The type of convection employed in an atmosphere general circulation model (AGCM) can play a major role in determining the dynamical structure of the model atmosphere. Previous studies have found that a model's ability to simulate the Madden Julian Oscillation (MJO) is improved if the convective parameterisation is closed on buoyancy rather than moisture convergence. Our recent analysis of two versions of the BMRC AGCM (BAM), using moisture convergence and CAPE convection regimes, confirmed these results.
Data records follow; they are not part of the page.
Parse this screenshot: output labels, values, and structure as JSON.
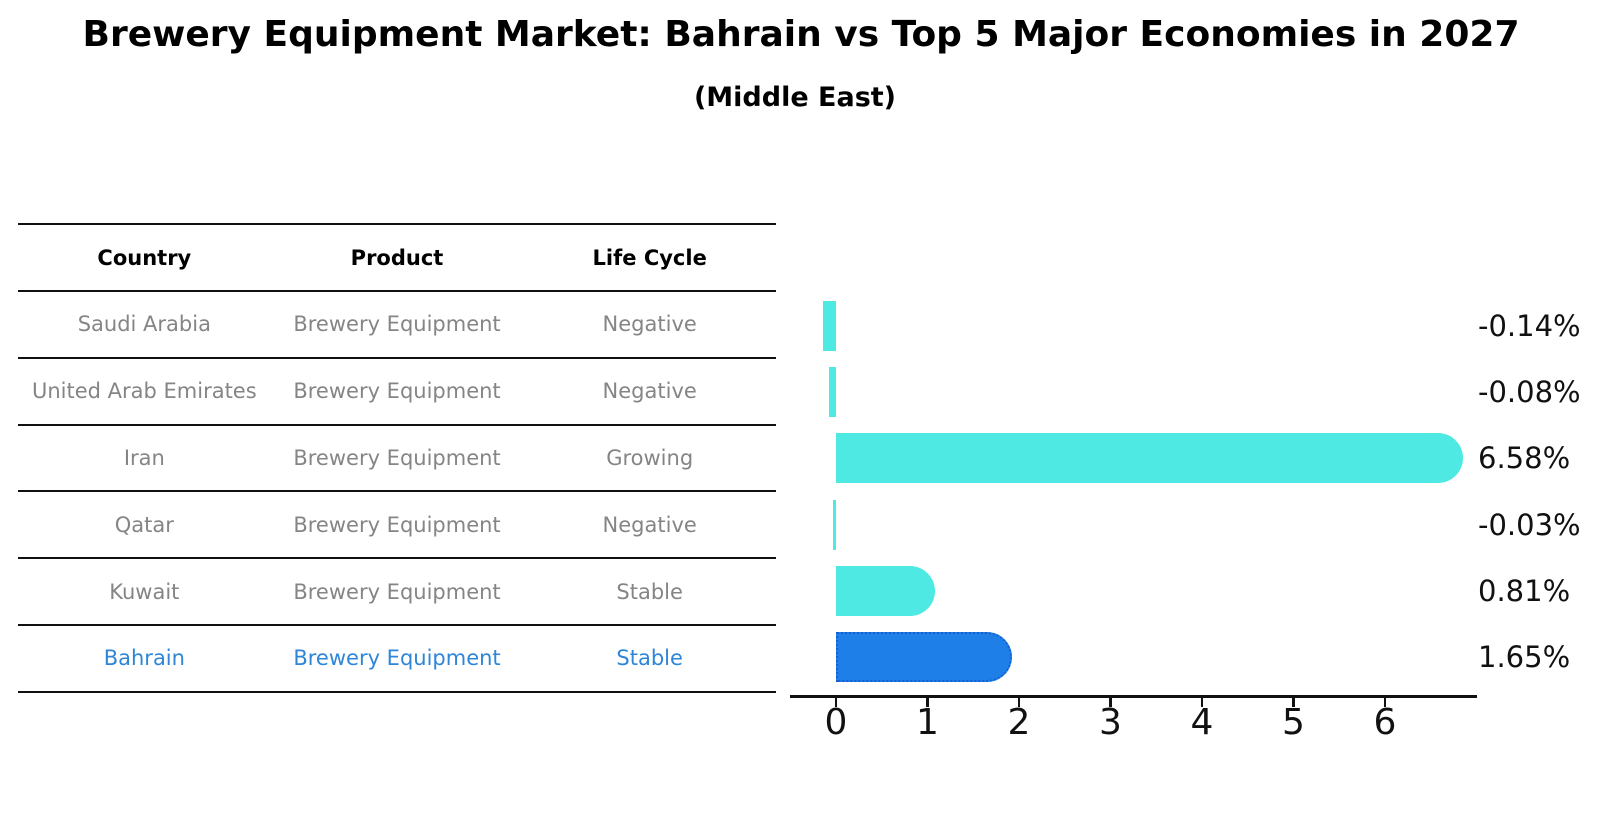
{
  "header": {
    "title": "Brewery Equipment Market: Bahrain vs Top 5 Major Economies in 2027",
    "subtitle": "(Middle East)"
  },
  "table": {
    "columns": [
      "Country",
      "Product",
      "Life Cycle"
    ],
    "rows": [
      {
        "country": "Saudi Arabia",
        "product": "Brewery Equipment",
        "life_cycle": "Negative",
        "highlight": false
      },
      {
        "country": "United Arab Emirates",
        "product": "Brewery Equipment",
        "life_cycle": "Negative",
        "highlight": false
      },
      {
        "country": "Iran",
        "product": "Brewery Equipment",
        "life_cycle": "Growing",
        "highlight": false
      },
      {
        "country": "Qatar",
        "product": "Brewery Equipment",
        "life_cycle": "Negative",
        "highlight": false
      },
      {
        "country": "Kuwait",
        "product": "Brewery Equipment",
        "life_cycle": "Stable",
        "highlight": false
      },
      {
        "country": "Bahrain",
        "product": "Brewery Equipment",
        "life_cycle": "Stable",
        "highlight": true
      }
    ]
  },
  "chart_data": {
    "type": "bar",
    "orientation": "horizontal",
    "title": "Brewery Equipment Market: Bahrain vs Top 5 Major Economies in 2027",
    "subtitle": "(Middle East)",
    "categories": [
      "Saudi Arabia",
      "United Arab Emirates",
      "Iran",
      "Qatar",
      "Kuwait",
      "Bahrain"
    ],
    "values": [
      -0.14,
      -0.08,
      6.58,
      -0.03,
      0.81,
      1.65
    ],
    "value_labels": [
      "-0.14%",
      "-0.08%",
      "6.58%",
      "-0.03%",
      "0.81%",
      "1.65%"
    ],
    "unit": "percent",
    "xticks": [
      0,
      1,
      2,
      3,
      4,
      5,
      6
    ],
    "xlim": [
      -0.5,
      7.0
    ],
    "grid": false,
    "legend": false,
    "highlight_index": 5
  },
  "colors": {
    "bar_default": "#4DE9E2",
    "bar_highlight": "#1E7FE8",
    "bar_highlight_border": "#1560CF",
    "row_text": "#858585",
    "row_text_highlight": "#2E86D9",
    "axis": "#111111",
    "label_text": "#111111"
  }
}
The intra-seasonal variability in BAM with CAPE closure showed MJO-like eastward propagating disturbances on intra-seasonal time scales.
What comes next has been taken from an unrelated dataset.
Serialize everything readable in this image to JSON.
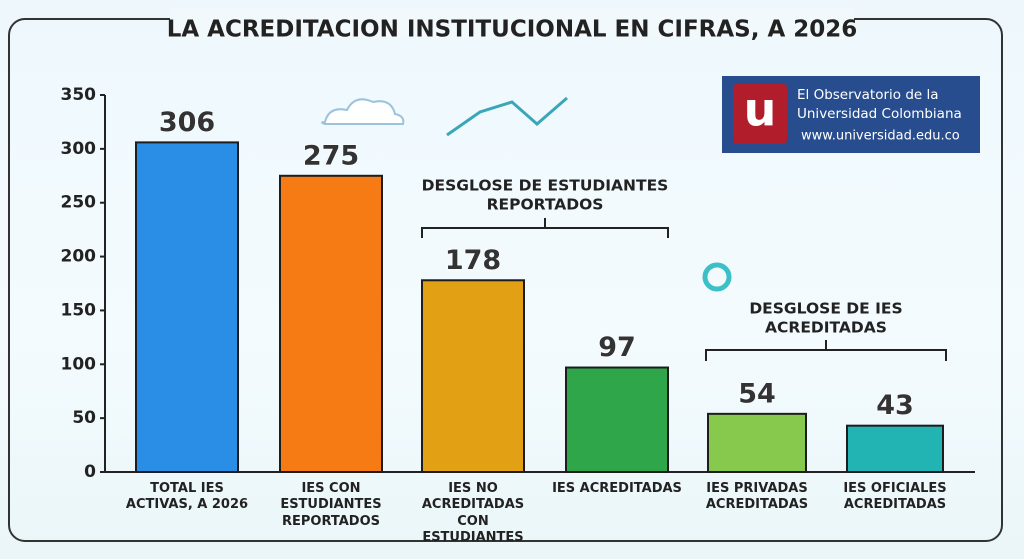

Since intra-seasonal SST fluctuations are coherent with the MJO, air-sea interaction may be important for the dynamics of the MJO. Some recent studies have shown that the variability of eastward propagation in GCMs at MJO scales is better when coupled to an ocean model than when forced with observed sea surface temperatures. In our initial stages of determining the role of ocean-atmosphere coupling on the dynamics of the MJO, we coupled the CAPE version of BAM to a simple ocean slab model to show that the simulation of the MJO in BAM was improved compared to the uncoupled case. We also used wavenumber-frequency spectral analysis techniques to investigate the dependence of the MJO on ocean slab layer depth.